What is the "post safety screen" in the X code?
It's an annotator, not a judge. The released PostSafetyDeluxeClassifier runs a critical-tier Grok vision model over your post and profile, and returns only boolean metadata flags — the code hardcodes its verdict to non-positive with a score of exactly 0.0. It attaches safety facts to your post for other systems to consume; what those flags are, the withheld prompt decides.
What the code says
The whole classifier is small enough to read in one sitting, and its construction and verdict tell the story between them:
28class PostSafetyScreenResult(BaseModel): 29 tweet_bool_metadata: TweetBoolMetadata 36 vlm_config = grox_config.get_model(ModelName.VLM_PRIMARY_CRITICAL) 37 vlm_config.temperature = 0.000001 38 vlm = VisionSampler(GrokModelConfig(**vlm_config.model_dump()))
83 return [ 84 ContentCategoryResult( 85 category=ContentCategoryType.POST_SAFETY_SCREEN, 86 positive=False, 87 score=0.0, 88 tweet_bool_metadata=result.tweet_bool_metadata, 89 )
Lines 86–87 are the point: the result is always non-positive with a score of exactly
zero.

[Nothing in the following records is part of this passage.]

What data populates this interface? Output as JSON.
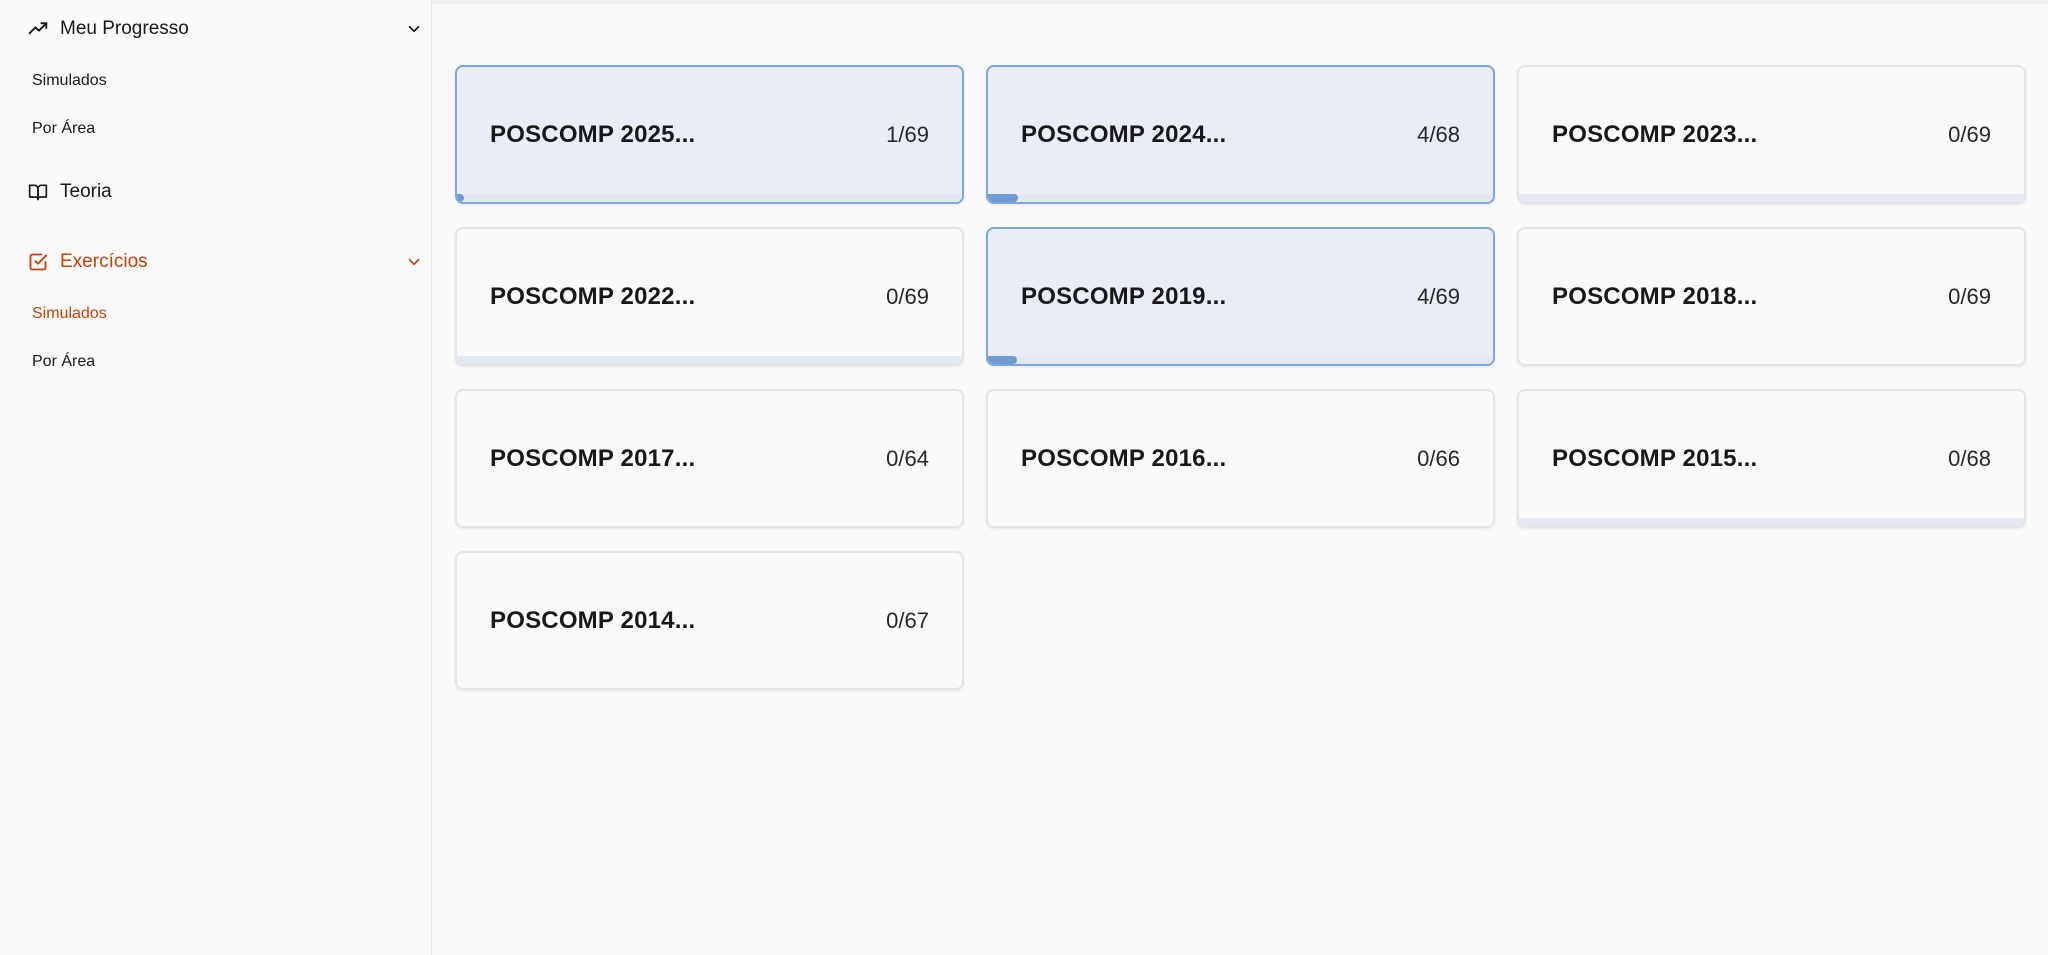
{
  "sidebar": {
    "progress_group": {
      "label": "Meu Progresso",
      "icon": "trending-up-icon"
    },
    "progress_items": [
      {
        "label": "Simulados"
      },
      {
        "label": "Por Área"
      }
    ],
    "theory": {
      "label": "Teoria",
      "icon": "book-open-icon"
    },
    "exercises_group": {
      "label": "Exercícios",
      "icon": "square-check-icon"
    },
    "exercises_items": [
      {
        "label": "Simulados",
        "active": true
      },
      {
        "label": "Por Área",
        "active": false
      }
    ],
    "active_color": "#c2410c"
  },
  "cards": [
    {
      "title": "POSCOMP 2025...",
      "count": "1/69",
      "done": 1,
      "total": 69,
      "highlighted": true,
      "show_track": true
    },
    {
      "title": "POSCOMP 2024...",
      "count": "4/68",
      "done": 4,
      "total": 68,
      "highlighted": true,
      "show_track": true
    },
    {
      "title": "POSCOMP 2023...",
      "count": "0/69",
      "done": 0,
      "total": 69,
      "highlighted": false,
      "show_track": true
    },
    {
      "title": "POSCOMP 2022...",
      "count": "0/69",
      "done": 0,
      "total": 69,
      "highlighted": false,
      "show_track": true
    },
    {
      "title": "POSCOMP 2019...",
      "count": "4/69",
      "done": 4,
      "total": 69,
      "highlighted": true,
      "show_track": true
    },
    {
      "title": "POSCOMP 2018...",
      "count": "0/69",
      "done": 0,
      "total": 69,
      "highlighted": false,
      "show_track": false
    },
    {
      "title": "POSCOMP 2017...",
      "count": "0/64",
      "done": 0,
      "total": 64,
      "highlighted": false,
      "show_track": false
    },
    {
      "title": "POSCOMP 2016...",
      "count": "0/66",
      "done": 0,
      "total": 66,
      "highlighted": false,
      "show_track": false
    },
    {
      "title": "POSCOMP 2015...",
      "count": "0/68",
      "done": 0,
      "total": 68,
      "highlighted": false,
      "show_track": true
    },
    {
      "title": "POSCOMP 2014...",
      "count": "0/67",
      "done": 0,
      "total": 67,
      "highlighted": false,
      "show_track": false
    }
  ],
  "colors": {
    "highlight_bg": "#e8edf7",
    "highlight_border": "#7ea8dd",
    "progress_fill": "#6e9ad3",
    "progress_track": "#e3e8f2"
  }
}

This screen never flags anything itself — it runs a critical-tier vision model purely to
attach boolean metadata to the post, for downstream systems to act on.
The post safety screen is an annotator, not a judge: it runs a critical-tier vision model (VLM_PRIMARY_CRITICAL) and returns only boolean metadata, with the verdict hardcoded to positive=False and score=0.0 — it attaches safety facts for downstream systems rather than flagging posts itself.
Signal by signal
| in the code | in plain english | where xDoctor surfaces it |
|---|---|---|
| VLM_PRIMARY_CRITICAL | This runs on the critical model tier — safety metadata is expensive and X pays for it on purpose. | — |
| tweet_bool_metadata only | The output is a set of yes/no facts about your post, not a penalty. The penalty logic lives elsewhere. | Checkup · Flagged Posts |
| positive=False, score=0.0 | Hardcoded. The annotator never "convicts" — it testifies. | — |
| UserRenderer in prompt | Annotated with your profile in frame, like every Grox classifier. | Coach · Account |
Grox content classifiers render the post's AUTHOR into the judging prompt: UserRenderer.render(post.user) places the user's profile in the model's context alongside the post, in the PTOS, banger, and post-safety-screen classifiers alike.
What the code doesn't say
Which boolean flags exist. The prompt (PostSafetyDeluxe) imports from the absent
grox.prompts.template module, and the TweetBoolMetadata type definition
lives in a data-types module that is likewise not in the release. We can prove the screen
annotates rather than judges; the list of facts it annotates is withheld.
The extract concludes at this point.